Weise Erik S, Winfield Howard N
Department of Urology, University of Iowa, Iowa City, Iowa 52242, USA.
J Endourol. 2005 Jul-Aug;19(6):634-42. doi: 10.1089/end.2005.19.634.
The technique of laparoscopic partial nephrectomy has matured significantly over the past decade and is emerging as an oncologically sound procedure for the management of small renal tumors. Methods of tumor excision as well as parenchymal reconstruction in a hemostatically controlled field have evolved to make this procedure safer. Improved techniques to minimize warm renal ischemia are being developed. Finally, methods to prevent positive surgical margins during laparoscopic surgery are crucial to a satisfactory oncologic outcome. These important technical issues, as well as the current results of laparoscopic partial nephrectomy, are discussed.

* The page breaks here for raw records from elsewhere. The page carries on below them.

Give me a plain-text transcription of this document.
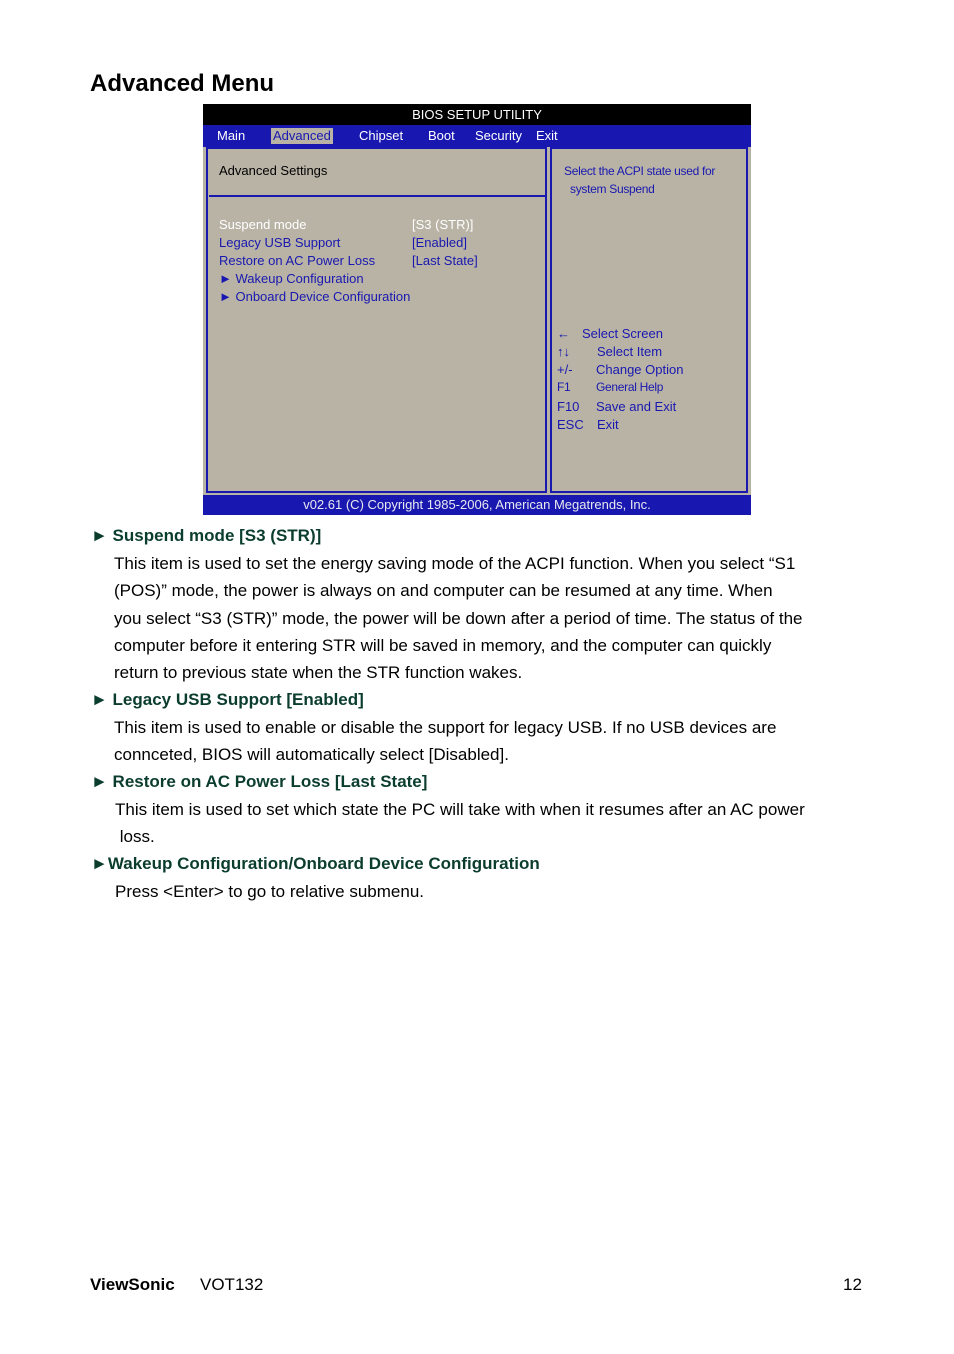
Advanced Menu
BIOS SETUP UTILITY
Main Advanced Chipset Boot Security Exit
Advanced Settings
Suspend mode	[S3 (STR)]
Legacy USB Support	[Enabled]
Restore on AC Power Loss	[Last State]
► Wakeup Configuration
► Onboard Device Configuration
Select the ACPI state used for
system Suspend
← Select Screen
↑↓ Select Item
+/- Change Option
F1 General Help
F10 Save and Exit
ESC Exit
v02.61 (C) Copyright 1985-2006, American Megatrends, Inc.
► Suspend mode [S3 (STR)]
This item is used to set the energy saving mode of the ACPI function. When you select “S1
(POS)” mode, the power is always on and computer can be resumed at any time. When
you select “S3 (STR)” mode, the power will be down after a period of time. The status of the
computer before it entering STR will be saved in memory, and the computer can quickly
return to previous state when the STR function wakes.
► Legacy USB Support [Enabled]
This item is used to enable or disable the support for legacy USB. If no USB devices are
connceted, BIOS will automatically select [Disabled].
► Restore on AC Power Loss [Last State]
This item is used to set which state the PC will take with when it resumes after an AC power
loss.
►Wakeup Configuration/Onboard Device Configuration
Press <Enter> to go to relative submenu.
ViewSonic VOT132	12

The urologic peer-review literature related to nephron-sparing surgery was reviewed. Controversial issues with respect to the surgical approach, methods of hemostatic control, acceptable time of warm ischemia, and cooling techniques were reviewed and collated. Perioperative results from larger series of laparoscopic and open partial nephrectomy were evaluated.

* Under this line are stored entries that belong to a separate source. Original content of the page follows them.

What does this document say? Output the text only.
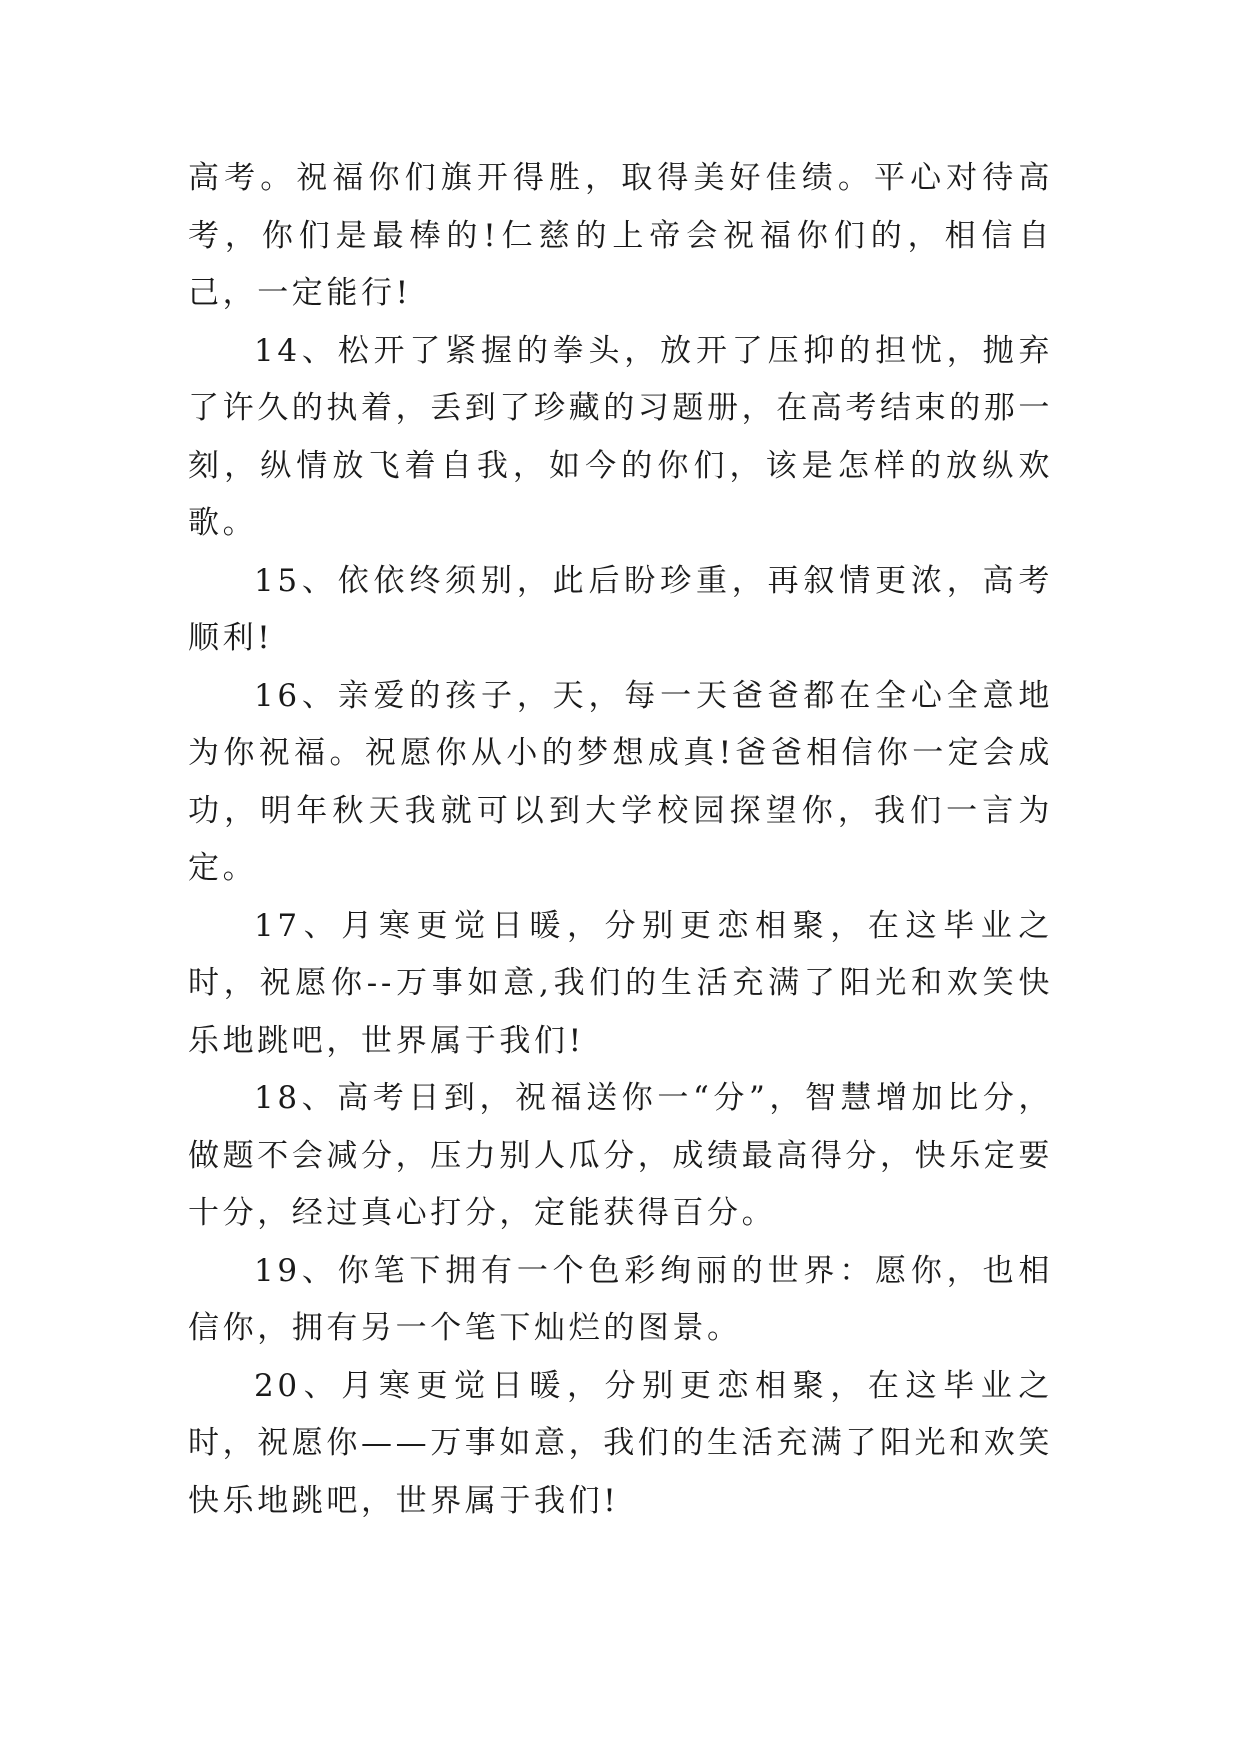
高考。祝福你们旗开得胜，取得美好佳绩。平心对待高考，你们是最棒的!仁慈的上帝会祝福你们的，相信自己，一定能行!

14、松开了紧握的拳头，放开了压抑的担忧，抛弃了许久的执着，丢到了珍藏的习题册，在高考结束的那一刻，纵情放飞着自我，如今的你们，该是怎样的放纵欢歌。

15、依依终须别，此后盼珍重，再叙情更浓，高考顺利!

16、亲爱的孩子，天，每一天爸爸都在全心全意地为你祝福。祝愿你从小的梦想成真!爸爸相信你一定会成功，明年秋天我就可以到大学校园探望你，我们一言为定。

17、月寒更觉日暖，分别更恋相聚，在这毕业之时，祝愿你--万事如意,我们的生活充满了阳光和欢笑快乐地跳吧，世界属于我们!

18、高考日到，祝福送你一“分”，智慧增加比分，做题不会减分，压力别人瓜分，成绩最高得分，快乐定要十分，经过真心打分，定能获得百分。

19、你笔下拥有一个色彩绚丽的世界：愿你，也相信你，拥有另一个笔下灿烂的图景。

20、月寒更觉日暖，分别更恋相聚，在这毕业之时，祝愿你——万事如意，我们的生活充满了阳光和欢笑快乐地跳吧，世界属于我们!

Open nephron-sparing surgery for renal tumors < or =4 cm has cancer control equivalent to that of open radical nephrectomy. Evidence is now emerging that laparoscopic partial nephrectomy will provide similar oncologic results, although clinical follow-up is still early. Blood loss, postoperative pain, and convalescence seem to be favor the laparoscopic approach. Complication rates, primarily postoperative bleeding and urine leak, may be higher than for open nephron-sparing surgery. Methods of laparoscopic hemostatic control favor soft vascular clamping for larger tumors that are more endophytic and central. Smaller exophytic lesions may be managed without renal vascular control using a variety of coagulative and hemostatic tools. Data related to warm renal ischemia suggest that the time used for tumor excision and renal reconstruction should be 30 minutes or less. Techniques for laparoscopic renal cooling are being developed.

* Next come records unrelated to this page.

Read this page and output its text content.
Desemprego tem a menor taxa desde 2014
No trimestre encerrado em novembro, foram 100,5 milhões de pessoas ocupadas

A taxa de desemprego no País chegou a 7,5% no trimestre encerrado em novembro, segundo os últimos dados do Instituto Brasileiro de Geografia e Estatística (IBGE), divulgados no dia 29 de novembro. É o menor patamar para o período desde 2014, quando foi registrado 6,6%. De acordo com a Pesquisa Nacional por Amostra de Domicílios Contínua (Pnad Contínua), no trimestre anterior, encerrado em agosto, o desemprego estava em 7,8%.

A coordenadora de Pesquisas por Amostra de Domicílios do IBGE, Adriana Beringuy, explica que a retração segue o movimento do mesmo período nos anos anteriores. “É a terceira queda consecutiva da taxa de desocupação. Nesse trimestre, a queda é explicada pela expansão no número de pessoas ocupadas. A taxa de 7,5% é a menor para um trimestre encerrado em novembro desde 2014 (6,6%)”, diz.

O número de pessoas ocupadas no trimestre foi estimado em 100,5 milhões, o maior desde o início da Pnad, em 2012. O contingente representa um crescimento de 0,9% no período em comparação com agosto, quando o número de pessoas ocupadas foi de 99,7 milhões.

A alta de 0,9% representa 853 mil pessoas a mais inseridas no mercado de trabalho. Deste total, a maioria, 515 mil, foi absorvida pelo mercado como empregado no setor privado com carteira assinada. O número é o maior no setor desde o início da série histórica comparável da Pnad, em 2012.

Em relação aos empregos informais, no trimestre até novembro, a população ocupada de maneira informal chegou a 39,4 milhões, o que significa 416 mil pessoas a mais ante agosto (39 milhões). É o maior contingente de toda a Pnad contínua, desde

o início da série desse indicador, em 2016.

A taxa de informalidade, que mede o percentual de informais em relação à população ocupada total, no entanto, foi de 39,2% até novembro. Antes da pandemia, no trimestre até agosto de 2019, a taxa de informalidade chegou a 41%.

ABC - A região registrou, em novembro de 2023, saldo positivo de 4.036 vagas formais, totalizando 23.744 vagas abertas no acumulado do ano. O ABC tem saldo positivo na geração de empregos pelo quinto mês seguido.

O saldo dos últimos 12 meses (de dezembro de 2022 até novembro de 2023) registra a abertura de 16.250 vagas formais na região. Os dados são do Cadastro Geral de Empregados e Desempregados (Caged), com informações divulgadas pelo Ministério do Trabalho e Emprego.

Laparoscopic nephron-sparing surgery is a technique in evolution but with a promising outlook. The urologic peer-review literature reflects an exponential growth in interest, which suggests that this minimally invasive approach is practical and may benefit our patient population so as to allow them to return to normal healthy living more quickly.
在过去十年中,腹腔镜部分肾切除术技术已显著成熟,正逐渐成为一种治疗小肾肿瘤的肿瘤学上合理的手术方法。在止血控制的视野下进行肿瘤切除及实质重建的方法不断发展,使该手术更安全。正在开发改进技术以尽量减少热缺血时间。最后,在腹腔镜手术中防止手术切缘阳性的方法对于获得满意的肿瘤学结果至关重要。本文讨论了这些重要的技术问题以及腹腔镜部分肾切除术的当前结果。
回顾了与保留肾单位手术相关的泌尿外科同行评议文献。对手术入路、止血控制方法、可接受的热缺血时间及降温技术等有争议的问题进行了回顾和整理。评估了大量腹腔镜和开放性部分肾切除术的围手术期结果。
对于直径小于或等于4cm的肾肿瘤,开放性保留肾单位手术的癌症控制效果与开放性根治性肾切除术相当。目前有证据表明,尽管临床随访仍处于早期阶段,但腹腔镜部分肾切除术将提供相似的肿瘤学结果。失血、术后疼痛及康复情况似乎有利于腹腔镜手术入路。并发症发生率,主要是术后出血和尿漏,可能高于开放性保留肾单位手术。对于较大的、更内生性和位于中央的肿瘤,腹腔镜止血控制方法倾向于采用软性血管夹闭。较小的外生性病变可使用各种凝固和止血工具在不控制肾血管的情况下进行处理。与热缺血相关的数据表明,用于肿瘤切除和肾重建的时间应在30分钟或更短。腹腔镜肾降温技术正在开发中。
腹腔镜保留肾单位手术是一种不断发展的技术,但前景广阔。泌尿外科同行评议文献反映出对此兴趣呈指数级增长,这表明这种微创方法切实可行,可能使我们的患者群体受益,从而使他们更快恢复正常健康生活。